Die Regierung Hasina verfolgte die Schwerverwundeten noch bis ins Spital. «Die Ärzte haben uns am Anfang kaum behandelt», sagt der Schüler Adham. Stattdessen habe die Polizei am Krankenbett Anzeige gegen ihn erstattet.

Der leitende Arzt Nuruzzaman Khan bestätigt das. Viele Ärzte seien von der alten Regierung eingesetzt worden, sagt Khan, der als Kritiker der Regierung jahrelang nicht praktizieren durfte. Die Regierung Hasina habe die Ärzte angewiesen, die verletzten Regime-Gegner nur notdürftig zu behandeln. Das habe sich erst mit der neuen Übergangsregierung Anfang August geändert.
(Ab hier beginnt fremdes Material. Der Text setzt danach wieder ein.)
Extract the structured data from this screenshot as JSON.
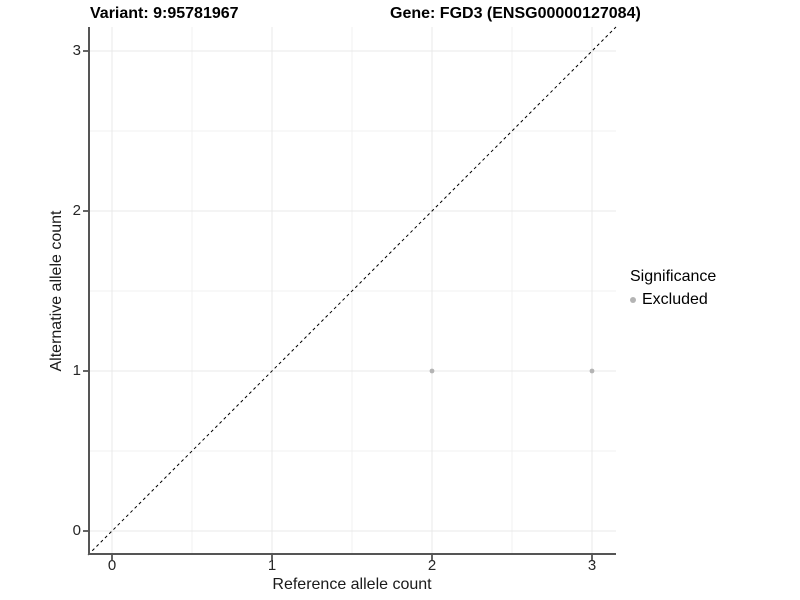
{
  "figure": {
    "title_left": "Variant: 9:95781967",
    "title_right": "Gene: FGD3 (ENSG00000127084)"
  },
  "chart_data": {
    "type": "scatter",
    "title": "Variant: 9:95781967    Gene: FGD3 (ENSG00000127084)",
    "xlabel": "Reference allele count",
    "ylabel": "Alternative allele count",
    "xlim": [
      -0.15,
      3.15
    ],
    "ylim": [
      -0.15,
      3.15
    ],
    "xticks": [
      0,
      1,
      2,
      3
    ],
    "yticks": [
      0,
      1,
      2,
      3
    ],
    "minor_gridlines": [
      0.5,
      1.5,
      2.5
    ],
    "grid": true,
    "series": [
      {
        "name": "Excluded",
        "points": [
          {
            "x": 2,
            "y": 1
          },
          {
            "x": 3,
            "y": 1
          }
        ]
      }
    ],
    "identity_line": {
      "style": "dashed",
      "x1": -0.15,
      "y1": -0.15,
      "x2": 3.15,
      "y2": 3.15
    },
    "legend": {
      "title": "Significance",
      "position": "right",
      "entries": [
        {
          "label": "Excluded",
          "color": "#b4b4b4"
        }
      ]
    },
    "colors": {
      "point": "#b4b4b4",
      "major_grid": "#e9e9e9",
      "minor_grid": "#f1f1f1",
      "axis_line": "#555555",
      "tick_mark": "#333333",
      "tick_label": "#262626",
      "identity_line": "#000000",
      "background": "#ffffff"
    }
  }
}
Mann mit Brille und lila Hemd in einer belebten Halle.
Legende: Der Mediziner Nuruzzaman Khan hat als kritischer Arzt selbst unter der Regierung gelitten. SRF / Maren Peters

Bangladeschs Strafgerichtshof ermittelt inzwischen gegen die frühere Premierministerin Sheikh Hasina wegen Genozids und Verbrechen gegen die Menschlichkeit. Hasina weist die Vorwürfe zurück. Auch, wenn die alte Regierung vertrieben ist – ihre Anhängerinnen und Anhänger sind noch überall: in den Spitälern, bei der Polizei, in den Universitäten.

Könnten sie versuchen, ihre Macht zurückzuerobern? «Ich glaube nicht», sagt der verletzte Student Al Ahsan Mominul. «Wenn sie es versuchen, werden wir sie bekämpfen und ins Gefängnis stecken.»